The digitalisation of microenterprise has made small businesses more efficient, increased sales and improved access to finance. The proliferation of platforms providing supply chain and financing for retail microenterprise has been partly driven by significant VC funding — Briter Intelligence reports that over $470 million was raised by 28 African business-to-business commerce startups between 2009 and 2022. But in recent months we’ve seen the expansion of such models beyond retail, as platforms are building the infrastructure for microentrepreneurs to thrive in a range of verticals. To take just one example, one of the Jobtech Alliance’s accelerator startups, Fitted, is an AI-enabled platform that allows fashion customers, tailors and fabric sellers to collaborate to produce exceptional quality outfits on time. It is currently building a digital platform which enables tailors in Nigeria — who typically operate entirely via pen and paper (and sewing machine) — to operate online, doing customer management and even measurements (through augmented reality), while obtaining supply chain support and access to finance.

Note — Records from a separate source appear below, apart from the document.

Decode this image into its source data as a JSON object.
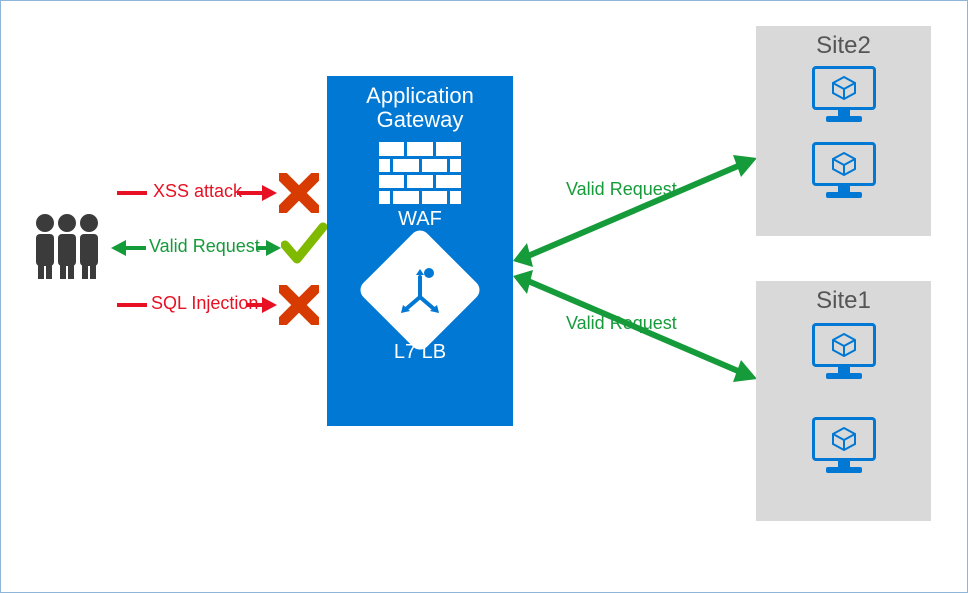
{
  "gateway": {
    "title_line1": "Application",
    "title_line2": "Gateway",
    "waf_label": "WAF",
    "lb_label": "L7 LB"
  },
  "requests": {
    "xss": "XSS attack",
    "valid": "Valid Request",
    "sqli": "SQL Injection",
    "out_site2": "Valid Request",
    "out_site1": "Valid Request"
  },
  "sites": {
    "site2": {
      "title": "Site2"
    },
    "site1": {
      "title": "Site1"
    }
  },
  "colors": {
    "blue": "#0078d4",
    "green": "#169b3a",
    "red": "#e81123",
    "orange_x": "#d83b01",
    "lime_check": "#7fba00",
    "grey_box": "#d9d9d9"
  }
}
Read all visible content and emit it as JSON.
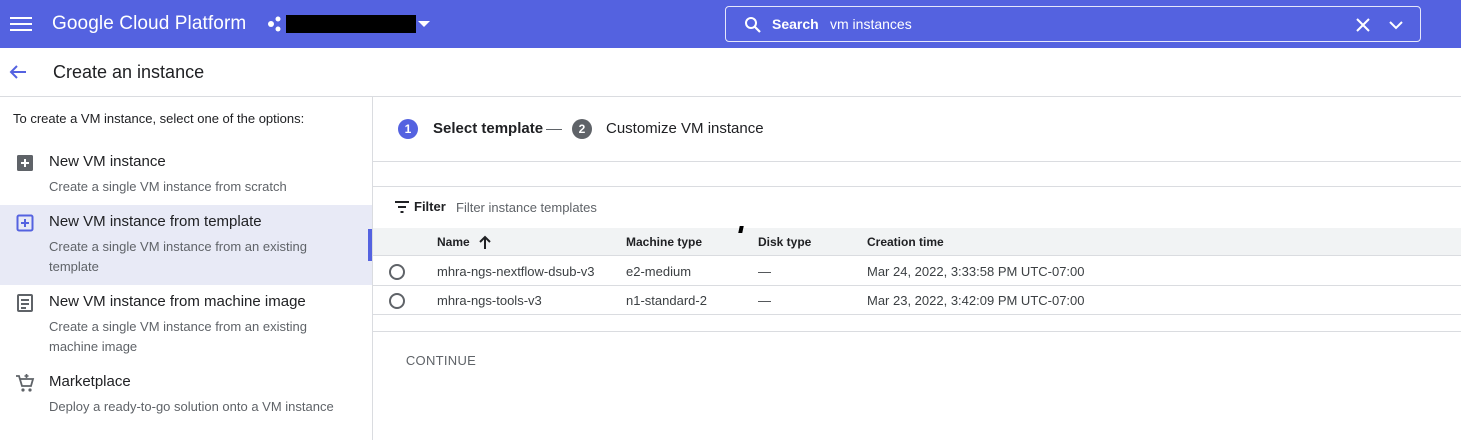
{
  "topbar": {
    "brand": "Google Cloud Platform",
    "search": {
      "label": "Search",
      "value": "vm instances",
      "icon": "search-icon"
    },
    "colors": {
      "bar": "#5462e0"
    }
  },
  "page": {
    "title": "Create an instance"
  },
  "left": {
    "intro": "To create a VM instance, select one of the options:",
    "options": [
      {
        "title": "New VM instance",
        "desc": "Create a single VM instance from scratch",
        "icon": "add-box-icon",
        "selected": false
      },
      {
        "title": "New VM instance from template",
        "desc": "Create a single VM instance from an existing template",
        "icon": "add-box-outline-icon",
        "selected": true
      },
      {
        "title": "New VM instance from machine image",
        "desc": "Create a single VM instance from an existing machine image",
        "icon": "machine-image-icon",
        "selected": false
      },
      {
        "title": "Marketplace",
        "desc": "Deploy a ready-to-go solution onto a VM instance",
        "icon": "cart-icon",
        "selected": false
      }
    ]
  },
  "stepper": {
    "steps": [
      {
        "num": "1",
        "label": "Select template",
        "active": true
      },
      {
        "num": "2",
        "label": "Customize VM instance",
        "active": false
      }
    ]
  },
  "filter": {
    "label": "Filter",
    "placeholder": "Filter instance templates"
  },
  "table": {
    "columns": [
      "Name",
      "Machine type",
      "Disk type",
      "Creation time"
    ],
    "sort": {
      "column": "Name",
      "direction": "ascending"
    },
    "rows": [
      {
        "name": "mhra-ngs-nextflow-dsub-v3",
        "machine": "e2-medium",
        "disk": "—",
        "created": "Mar 24, 2022, 3:33:58 PM UTC-07:00"
      },
      {
        "name": "mhra-ngs-tools-v3",
        "machine": "n1-standard-2",
        "disk": "—",
        "created": "Mar 23, 2022, 3:42:09 PM UTC-07:00"
      }
    ]
  },
  "actions": {
    "continue": "CONTINUE"
  }
}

While many of the platforms mentioned above are constrained by the limited local purchasing power in Africa, another exciting trend we’ve noted is the opening of the world’s jobs to African workers. Accelerated in part by the COVID-19 pandemic, platforms for digitally-delivered work have grown massively over the past few years (see Landscape Scan II – Platforms for Digitally-Delivered Work). These platforms can connect workers to service buyers across African borders and beyond — including in lucrative markets in Europe, North America and other developed countries. Global platforms tend to dominate the freelancing space, and quality control and skills gaps continue to be challenging, but we’re particularly excited by the gradual emergence of Africa’s global business services sector (traditionally called business process outsourcing). These businesses manage projects or contracts (largely for other businesses) delivered by multiple skilled or semi-skilled workers, working in areas such as call centre sales or customer care. Because they are more hands-on and work with larger contracts, these businesses can afford to build skills among their workers. While the sector traditionally has been dominated by large players, we also see an emerging trend in which smaller providers satisfy specific niches ranging from sales lead generation to customer success.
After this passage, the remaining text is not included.